Publicado por: Editorial
Casi la mitad de los encuestados por el programa Bucaramanga Metropolitana Cómo Vamos (43,5%) declararon su total desinterés en relación con la educación escolar y adujeron esto como razón para no buscar su ingreso al sistema, lo que se puede interpretar como un desconocimiento absoluto del valor formativo.
El dato es más que alarmante si recordamos que esta ciudad fue, no hace muchos años, primera en cobertura y calidad de educación pública primaria y secundaria en todo el país. Ese liderazgo se perdió, y lo que hoy tenemos son dos síntomas totalmente perjudiciales, una deserción constante y, lo que es peor, una ciudadanía que ha dejado de creer en la escuela, que ha borrado de la conciencia colectiva la importancia de formarse.
Por otra parte, tenemos claro que una comunidad que no se fortalece desde la base escolar y académica, va a sufrir atraso económico, violencia endémica, intolerancia que corroe el tejido social y violación sistemática de derechos humanos, como el trabajo infantil que tiene en el desgano escolar un cómplice perfecto. El sector educativo en toda su extensión, desde los maestros hasta los directivos docentes, pasando por las universidades que forman pedagogos, debe entender que no basta con que la educación sea gratuita o que haya cobertura nominal, si el 43,5% de la población no ve sentido en intentar siquiera acceder al sistema.
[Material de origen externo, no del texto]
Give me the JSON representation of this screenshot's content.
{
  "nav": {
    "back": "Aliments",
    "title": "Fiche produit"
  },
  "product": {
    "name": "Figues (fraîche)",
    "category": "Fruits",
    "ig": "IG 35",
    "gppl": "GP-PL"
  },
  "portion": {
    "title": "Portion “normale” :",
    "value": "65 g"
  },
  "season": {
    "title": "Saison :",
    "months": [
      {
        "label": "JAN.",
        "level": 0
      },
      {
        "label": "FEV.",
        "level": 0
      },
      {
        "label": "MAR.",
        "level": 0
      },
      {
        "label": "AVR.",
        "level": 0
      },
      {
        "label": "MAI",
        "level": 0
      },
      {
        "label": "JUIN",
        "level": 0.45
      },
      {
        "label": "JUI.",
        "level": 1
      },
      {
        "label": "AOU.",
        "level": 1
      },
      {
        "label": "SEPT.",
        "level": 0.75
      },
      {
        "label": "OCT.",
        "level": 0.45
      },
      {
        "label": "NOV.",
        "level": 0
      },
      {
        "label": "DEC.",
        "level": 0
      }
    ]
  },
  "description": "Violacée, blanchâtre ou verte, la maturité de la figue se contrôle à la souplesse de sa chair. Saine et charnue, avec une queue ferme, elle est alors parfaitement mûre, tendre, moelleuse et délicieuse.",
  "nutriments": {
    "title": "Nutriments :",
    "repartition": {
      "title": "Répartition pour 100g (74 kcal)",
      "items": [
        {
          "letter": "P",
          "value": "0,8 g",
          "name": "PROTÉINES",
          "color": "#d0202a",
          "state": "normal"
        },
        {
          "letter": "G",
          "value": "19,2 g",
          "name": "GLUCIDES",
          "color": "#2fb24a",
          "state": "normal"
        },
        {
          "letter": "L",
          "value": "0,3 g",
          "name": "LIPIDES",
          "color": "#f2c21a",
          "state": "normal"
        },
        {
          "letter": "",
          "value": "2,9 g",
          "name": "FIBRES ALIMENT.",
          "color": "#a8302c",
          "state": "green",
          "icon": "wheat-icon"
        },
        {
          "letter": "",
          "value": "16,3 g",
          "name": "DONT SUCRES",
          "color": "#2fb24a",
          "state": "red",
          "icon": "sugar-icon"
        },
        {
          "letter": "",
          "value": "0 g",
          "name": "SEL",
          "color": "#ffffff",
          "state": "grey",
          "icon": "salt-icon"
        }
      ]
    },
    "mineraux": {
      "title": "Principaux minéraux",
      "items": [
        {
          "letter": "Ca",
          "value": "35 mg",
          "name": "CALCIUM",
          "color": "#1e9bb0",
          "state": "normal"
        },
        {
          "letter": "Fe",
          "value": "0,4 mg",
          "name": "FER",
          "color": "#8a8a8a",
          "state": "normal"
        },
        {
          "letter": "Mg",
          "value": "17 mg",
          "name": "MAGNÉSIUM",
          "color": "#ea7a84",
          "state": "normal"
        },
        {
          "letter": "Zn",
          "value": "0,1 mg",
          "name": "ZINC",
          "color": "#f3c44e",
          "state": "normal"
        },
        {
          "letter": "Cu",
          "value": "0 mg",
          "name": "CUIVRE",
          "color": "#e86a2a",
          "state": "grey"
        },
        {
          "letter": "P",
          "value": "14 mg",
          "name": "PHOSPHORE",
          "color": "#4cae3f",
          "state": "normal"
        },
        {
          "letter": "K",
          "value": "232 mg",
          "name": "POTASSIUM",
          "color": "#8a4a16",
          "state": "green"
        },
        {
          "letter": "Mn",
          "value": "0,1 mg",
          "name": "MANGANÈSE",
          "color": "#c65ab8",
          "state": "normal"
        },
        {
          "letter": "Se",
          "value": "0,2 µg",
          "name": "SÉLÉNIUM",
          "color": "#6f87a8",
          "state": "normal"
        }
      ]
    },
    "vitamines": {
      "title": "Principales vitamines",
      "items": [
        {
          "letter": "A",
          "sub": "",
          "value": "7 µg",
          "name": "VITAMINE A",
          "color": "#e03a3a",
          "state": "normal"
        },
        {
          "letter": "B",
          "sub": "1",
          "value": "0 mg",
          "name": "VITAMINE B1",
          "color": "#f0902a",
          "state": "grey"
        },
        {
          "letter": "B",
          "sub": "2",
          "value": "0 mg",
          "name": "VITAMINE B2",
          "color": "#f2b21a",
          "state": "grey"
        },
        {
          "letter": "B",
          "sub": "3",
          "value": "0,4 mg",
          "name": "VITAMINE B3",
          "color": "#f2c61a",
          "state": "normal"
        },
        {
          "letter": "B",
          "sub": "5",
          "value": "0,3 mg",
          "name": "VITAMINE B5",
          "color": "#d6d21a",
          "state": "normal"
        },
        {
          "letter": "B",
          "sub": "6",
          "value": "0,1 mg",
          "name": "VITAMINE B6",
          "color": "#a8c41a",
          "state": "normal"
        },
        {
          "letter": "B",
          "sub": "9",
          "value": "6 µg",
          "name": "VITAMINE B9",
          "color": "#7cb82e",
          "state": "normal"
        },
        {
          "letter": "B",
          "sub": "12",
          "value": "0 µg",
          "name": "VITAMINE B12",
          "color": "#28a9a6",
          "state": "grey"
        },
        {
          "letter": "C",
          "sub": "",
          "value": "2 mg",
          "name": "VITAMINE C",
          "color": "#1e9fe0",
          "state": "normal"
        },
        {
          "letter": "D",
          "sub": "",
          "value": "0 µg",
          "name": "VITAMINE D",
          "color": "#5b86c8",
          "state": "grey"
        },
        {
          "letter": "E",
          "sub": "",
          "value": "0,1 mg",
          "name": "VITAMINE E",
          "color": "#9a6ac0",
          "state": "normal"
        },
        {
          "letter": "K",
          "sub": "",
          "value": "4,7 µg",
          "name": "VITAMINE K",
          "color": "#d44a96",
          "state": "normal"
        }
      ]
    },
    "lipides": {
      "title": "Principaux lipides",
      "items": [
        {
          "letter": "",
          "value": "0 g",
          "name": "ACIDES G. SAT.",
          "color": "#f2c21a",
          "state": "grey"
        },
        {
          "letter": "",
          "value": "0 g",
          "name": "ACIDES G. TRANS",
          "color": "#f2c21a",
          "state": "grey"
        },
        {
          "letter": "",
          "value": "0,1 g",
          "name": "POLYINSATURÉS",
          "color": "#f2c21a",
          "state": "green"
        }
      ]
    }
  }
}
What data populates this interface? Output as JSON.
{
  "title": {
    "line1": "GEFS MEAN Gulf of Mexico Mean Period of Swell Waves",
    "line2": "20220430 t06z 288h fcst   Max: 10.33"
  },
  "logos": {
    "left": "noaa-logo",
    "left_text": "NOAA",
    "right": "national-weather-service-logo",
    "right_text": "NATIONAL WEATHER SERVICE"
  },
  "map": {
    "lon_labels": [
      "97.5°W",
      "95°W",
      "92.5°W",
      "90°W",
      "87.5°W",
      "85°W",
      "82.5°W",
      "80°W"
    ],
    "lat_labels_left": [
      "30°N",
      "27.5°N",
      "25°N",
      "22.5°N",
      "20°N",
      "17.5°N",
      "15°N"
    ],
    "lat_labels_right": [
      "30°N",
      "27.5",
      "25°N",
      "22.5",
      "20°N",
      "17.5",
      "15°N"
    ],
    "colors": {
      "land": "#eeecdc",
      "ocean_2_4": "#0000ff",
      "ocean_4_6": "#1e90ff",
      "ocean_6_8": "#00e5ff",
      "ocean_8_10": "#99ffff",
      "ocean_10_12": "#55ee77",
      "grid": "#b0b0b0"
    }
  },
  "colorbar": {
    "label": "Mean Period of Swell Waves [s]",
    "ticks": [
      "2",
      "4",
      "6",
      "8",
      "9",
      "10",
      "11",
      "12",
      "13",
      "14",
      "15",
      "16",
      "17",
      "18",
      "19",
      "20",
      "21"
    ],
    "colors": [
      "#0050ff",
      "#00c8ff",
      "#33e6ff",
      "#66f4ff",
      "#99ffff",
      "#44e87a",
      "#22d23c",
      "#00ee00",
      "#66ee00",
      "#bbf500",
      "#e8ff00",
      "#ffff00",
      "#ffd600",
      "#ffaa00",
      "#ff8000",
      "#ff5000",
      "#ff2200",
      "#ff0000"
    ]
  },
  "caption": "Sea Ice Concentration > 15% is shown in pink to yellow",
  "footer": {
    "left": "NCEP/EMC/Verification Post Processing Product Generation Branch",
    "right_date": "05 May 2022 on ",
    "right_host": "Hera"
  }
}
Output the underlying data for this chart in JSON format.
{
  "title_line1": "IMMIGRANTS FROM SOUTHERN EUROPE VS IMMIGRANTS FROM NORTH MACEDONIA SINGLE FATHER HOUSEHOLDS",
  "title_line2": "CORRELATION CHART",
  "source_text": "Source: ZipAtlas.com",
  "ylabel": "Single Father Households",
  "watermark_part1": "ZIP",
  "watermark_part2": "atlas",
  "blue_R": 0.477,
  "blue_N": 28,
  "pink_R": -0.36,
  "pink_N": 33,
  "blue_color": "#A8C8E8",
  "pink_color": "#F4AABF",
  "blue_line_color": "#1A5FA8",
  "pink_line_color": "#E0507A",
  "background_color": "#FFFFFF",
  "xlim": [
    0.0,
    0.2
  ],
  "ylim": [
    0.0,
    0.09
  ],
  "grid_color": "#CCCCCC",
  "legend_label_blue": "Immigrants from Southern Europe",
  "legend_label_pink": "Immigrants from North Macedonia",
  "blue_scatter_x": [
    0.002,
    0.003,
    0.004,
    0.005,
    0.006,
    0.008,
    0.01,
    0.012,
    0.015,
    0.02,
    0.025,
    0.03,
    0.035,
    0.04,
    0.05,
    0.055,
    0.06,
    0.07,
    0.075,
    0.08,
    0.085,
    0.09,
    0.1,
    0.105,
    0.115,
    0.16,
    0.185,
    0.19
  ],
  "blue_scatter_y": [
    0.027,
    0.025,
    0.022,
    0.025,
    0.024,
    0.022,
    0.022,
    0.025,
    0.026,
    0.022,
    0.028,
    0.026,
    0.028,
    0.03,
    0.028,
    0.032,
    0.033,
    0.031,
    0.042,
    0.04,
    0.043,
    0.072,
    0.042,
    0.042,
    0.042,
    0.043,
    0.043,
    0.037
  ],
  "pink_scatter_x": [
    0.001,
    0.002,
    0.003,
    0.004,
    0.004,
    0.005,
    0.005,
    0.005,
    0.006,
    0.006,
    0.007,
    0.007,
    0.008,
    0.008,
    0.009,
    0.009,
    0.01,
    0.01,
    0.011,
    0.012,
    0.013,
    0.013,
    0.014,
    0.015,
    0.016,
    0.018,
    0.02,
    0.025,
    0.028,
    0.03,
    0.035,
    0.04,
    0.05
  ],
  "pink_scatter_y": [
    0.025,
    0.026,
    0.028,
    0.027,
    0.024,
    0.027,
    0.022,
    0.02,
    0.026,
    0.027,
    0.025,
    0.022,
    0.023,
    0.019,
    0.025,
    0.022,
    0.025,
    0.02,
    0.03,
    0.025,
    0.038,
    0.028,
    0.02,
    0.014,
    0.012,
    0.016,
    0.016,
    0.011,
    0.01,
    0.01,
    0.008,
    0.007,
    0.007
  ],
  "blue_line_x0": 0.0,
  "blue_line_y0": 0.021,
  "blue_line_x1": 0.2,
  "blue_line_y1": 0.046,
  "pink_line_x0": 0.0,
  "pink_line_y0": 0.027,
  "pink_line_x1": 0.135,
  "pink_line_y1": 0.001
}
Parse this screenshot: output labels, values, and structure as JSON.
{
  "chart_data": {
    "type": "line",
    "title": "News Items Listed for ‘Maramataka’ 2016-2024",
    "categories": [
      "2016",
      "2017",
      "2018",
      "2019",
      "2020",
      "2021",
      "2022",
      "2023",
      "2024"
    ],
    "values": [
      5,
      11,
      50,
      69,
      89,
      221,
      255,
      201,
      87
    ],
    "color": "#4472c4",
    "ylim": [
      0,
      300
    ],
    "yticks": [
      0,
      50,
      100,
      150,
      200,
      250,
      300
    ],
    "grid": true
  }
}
Esta situación demanda una intervención inmediata y completa, por lo que las autoridades municipales no pueden seguir actuando como si el problema se resolviera sólo con más aulas o más computadores. La falta de interés es un problema complejo y profundo que requiere de múltiples abordajes, como diseñar campañas de sensibilización, programas de motivación y estrategias que vinculen el estudio con el mejoramiento real de las condiciones de vida.
La comunidad misma tiene aquí una responsabilidad ineludible, porque decir que la educación no interesa, es reconocer que se ha roto el pacto generacional que siempre vio en el conocimiento el principal motor del progreso.
No olvidemos que la brecha entre la educación pública y la privada se ha ensanchado de manera notable. Mientras los colegios privados cosechan mejores puntajes en las pruebas Saber 11, mayor dominio del inglés y más acceso tecnológico, el sector público ve cómo su rendimiento disminuye año tras año, lo que ocasiona una desigualdad que es el reflejo de una falta de políticas efectivas.
Por otra parte, el 47,2% de los encuestados declaró haber enfrentado barreras para estudiar, como falta de dinero para materiales, ausencia de cupos, inseguridad en los entornos, horarios inflexibles, discriminación, pero lo que hace tan dramática la situación es que, incluso si se eliminan todas esas barreras, un 43,5% de la población no movería un dedo por ingresar al colegio.
Todo apunta a la necesidad de que el sector educativo, sumado a directivos, maestros, padres, estudiantes, medios de comunicación y comunidad asuman la recuperación del interés por aprender como una prioridad, si queremos salvar del atraso a una generación entera. Bucaramanga puede volver a ser ejemplo nacional en este sector, pero ahora en la recuperación de la conciencia educativa.